Every pathology lab in the Netherlands sends excerpts to Palga’s database on a daily basis. An excerpt is a summary of the original pathology report containing relevant data, the pathologist’s conclusion and diagnosis coding lines. The pathologist adds one or more diagnosis coding lines – consisting of a combination of diagnostic terms (localisation, method, abnormality) – from the Palga Thesaurus to each report. For instance: lung*biopsy*adenocarcinoma. These diagnostic terms are automatically linked to one or more classification codes from a hierarchical coding system based on SNOMED(-CT).

Personal data is pseudonymised by a Trusted Third Party (ZorgTTP), ensuring that it cannot be traced back to patients. For example, one pseudonymisation method uses the first four letters of the patient’s name, their date of birth and their sex. Another method uses the first eight letters of the patient’s name.

Palga’s database offers unprecedented potential for scientific research. When researchers submit a data request to Palga, they receive an Excel file containing the excerpts that are relevant to them. These excerpts usually contain a standard selection of variables. In consultation with the data request consultants, this selection can be expanded to include additional variables if the researcher can demonstrate that these are relevant to the study.

Palga patient no	Ascending patient numbers. New patient numbers are created for each request. The term ‘patient’ is based on equality of pseudonyms.
Palga excerpt no	Chronological numbering of excerpts relating to the same patient.
Selection	Method used to select the excerpts (most common example: 1 = goal selection excerpt, 3 = history excerpt).
Chance_admin_multiple	The probability that excerpts with the same Palga patient number do not belong to the same patient. This ranges from 1 (no chance) to 3 (real chance) and depends, among other things, on the amount of information available per excerpt.
Date of receipt	Date of receipt of tissue samples by pathology lab.
Type of test	Type of test (T=histology, C=cytology, B=population cytology, S=autopsy).
Sex	Patient’s sex.
Age	Patient’s age on date of receipt of tissue samples by pathology lab.
Year of test	Year of receipt of tissue samples by pathology lab.
Conclusion	Conclusion from pathology report.
Palga diagnoses	Diagnosis lines associated with the pathology report.
Palga codes	Diagnosis coding lines associated with the pathology report.

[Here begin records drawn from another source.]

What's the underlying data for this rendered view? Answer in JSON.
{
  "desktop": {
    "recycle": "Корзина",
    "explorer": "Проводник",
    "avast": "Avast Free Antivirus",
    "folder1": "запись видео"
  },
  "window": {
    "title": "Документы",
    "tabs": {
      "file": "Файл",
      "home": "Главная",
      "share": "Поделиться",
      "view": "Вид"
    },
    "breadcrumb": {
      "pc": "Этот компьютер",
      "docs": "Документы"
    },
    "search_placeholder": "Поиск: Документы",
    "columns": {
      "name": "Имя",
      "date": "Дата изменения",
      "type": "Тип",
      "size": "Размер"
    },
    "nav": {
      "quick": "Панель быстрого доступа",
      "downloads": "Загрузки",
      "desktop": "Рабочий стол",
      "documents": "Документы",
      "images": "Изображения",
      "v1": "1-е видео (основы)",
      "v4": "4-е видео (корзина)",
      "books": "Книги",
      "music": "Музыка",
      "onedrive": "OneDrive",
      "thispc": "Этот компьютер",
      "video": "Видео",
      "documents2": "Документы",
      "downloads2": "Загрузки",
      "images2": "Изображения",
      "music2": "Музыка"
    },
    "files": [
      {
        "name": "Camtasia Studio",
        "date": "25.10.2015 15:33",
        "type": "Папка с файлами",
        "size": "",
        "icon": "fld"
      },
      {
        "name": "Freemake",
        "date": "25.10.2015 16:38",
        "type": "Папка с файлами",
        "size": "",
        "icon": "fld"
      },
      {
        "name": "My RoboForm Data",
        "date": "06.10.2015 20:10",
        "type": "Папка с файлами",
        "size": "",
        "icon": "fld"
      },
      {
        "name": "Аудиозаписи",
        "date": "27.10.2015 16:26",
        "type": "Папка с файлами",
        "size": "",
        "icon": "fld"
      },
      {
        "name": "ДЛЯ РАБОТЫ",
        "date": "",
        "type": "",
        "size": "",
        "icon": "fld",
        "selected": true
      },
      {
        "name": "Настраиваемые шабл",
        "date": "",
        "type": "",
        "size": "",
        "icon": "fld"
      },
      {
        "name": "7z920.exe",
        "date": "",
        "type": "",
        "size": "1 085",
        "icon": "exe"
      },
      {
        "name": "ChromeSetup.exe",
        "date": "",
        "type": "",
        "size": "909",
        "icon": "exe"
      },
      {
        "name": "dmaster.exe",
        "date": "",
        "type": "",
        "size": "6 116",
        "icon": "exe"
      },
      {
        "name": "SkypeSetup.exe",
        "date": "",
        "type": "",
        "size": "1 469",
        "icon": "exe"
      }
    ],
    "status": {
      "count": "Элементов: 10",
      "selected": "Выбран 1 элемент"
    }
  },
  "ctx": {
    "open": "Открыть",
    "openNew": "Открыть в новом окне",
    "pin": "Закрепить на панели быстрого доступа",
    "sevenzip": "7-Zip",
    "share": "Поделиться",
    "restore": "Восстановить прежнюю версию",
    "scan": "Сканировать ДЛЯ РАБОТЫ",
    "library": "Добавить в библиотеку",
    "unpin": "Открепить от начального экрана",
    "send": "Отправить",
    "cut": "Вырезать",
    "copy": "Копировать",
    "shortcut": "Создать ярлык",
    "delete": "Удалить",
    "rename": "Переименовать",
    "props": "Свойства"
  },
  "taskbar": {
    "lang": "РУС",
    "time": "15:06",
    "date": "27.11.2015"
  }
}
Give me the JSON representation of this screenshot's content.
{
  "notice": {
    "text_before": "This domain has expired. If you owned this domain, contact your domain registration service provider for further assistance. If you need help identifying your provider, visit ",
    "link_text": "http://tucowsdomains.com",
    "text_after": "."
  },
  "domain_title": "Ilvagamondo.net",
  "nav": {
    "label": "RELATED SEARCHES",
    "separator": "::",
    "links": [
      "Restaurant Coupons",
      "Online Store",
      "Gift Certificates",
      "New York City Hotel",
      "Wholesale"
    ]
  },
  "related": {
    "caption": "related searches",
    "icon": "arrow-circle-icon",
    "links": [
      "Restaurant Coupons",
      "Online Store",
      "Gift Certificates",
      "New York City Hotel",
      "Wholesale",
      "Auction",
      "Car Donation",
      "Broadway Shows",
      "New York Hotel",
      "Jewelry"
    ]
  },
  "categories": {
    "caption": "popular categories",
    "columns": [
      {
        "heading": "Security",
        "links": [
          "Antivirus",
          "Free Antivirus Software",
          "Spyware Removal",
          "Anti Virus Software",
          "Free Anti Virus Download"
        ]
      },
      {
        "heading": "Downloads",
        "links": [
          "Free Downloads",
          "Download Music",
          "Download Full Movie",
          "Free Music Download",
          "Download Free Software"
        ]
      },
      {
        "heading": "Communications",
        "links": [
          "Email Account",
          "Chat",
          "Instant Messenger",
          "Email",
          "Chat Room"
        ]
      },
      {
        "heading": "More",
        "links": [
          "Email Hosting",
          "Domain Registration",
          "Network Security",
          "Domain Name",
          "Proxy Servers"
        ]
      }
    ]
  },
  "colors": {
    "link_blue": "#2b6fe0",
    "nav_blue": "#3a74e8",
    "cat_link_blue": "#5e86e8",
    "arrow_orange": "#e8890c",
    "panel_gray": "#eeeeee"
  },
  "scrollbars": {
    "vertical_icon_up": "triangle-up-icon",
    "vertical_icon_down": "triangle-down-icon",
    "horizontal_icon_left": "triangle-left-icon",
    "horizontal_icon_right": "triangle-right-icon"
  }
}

By mutual agreement, the dataset may be expanded to include the following:

Additional ‘long text fields’: clinical data, macroscopy, microscopy, epicrisis.
(Anonymous) lab numbers, provided the labs have given their consent and the numbers cannot be traced back.
Academic or non-academic lab.
Date of the most recent authorisation of the report.
Test done as part of screening programme for colon cancer.
KOPAC-B code for cervical cytology.

Because the Palga database primarily contains excerpts from narrative reports, researchers must extract the desired data (e.g. tumour diameter, degree of differentiation) from the conclusion, or possibly from another ‘long text field’.

Protocol variables

Pathology labs are increasingly using standardised synoptic reporting based on national guidelines. Unlike narrative reports, where the pathologist dictates their findings, synoptic reporting involves filling in a template (protocol) to create a structured report. The Protocols page provides up-to-date information on the available protocols. Protocols are available for almost all tumours for which national guidelines have been established. There are also protocols for a number of non-malignancies.

Labs and pathologists are not obliged to use standardised reporting, so not all reports will be protocolised.

Data from standardised reports is stored separately in the Palga database, making it highly suitable for scientific research. If a data delivery contains excerpts from standardised pathology reports, the researcher may also receive protocol variables. If this is the case, they can assess which variables are relevant to the study together with the consultant.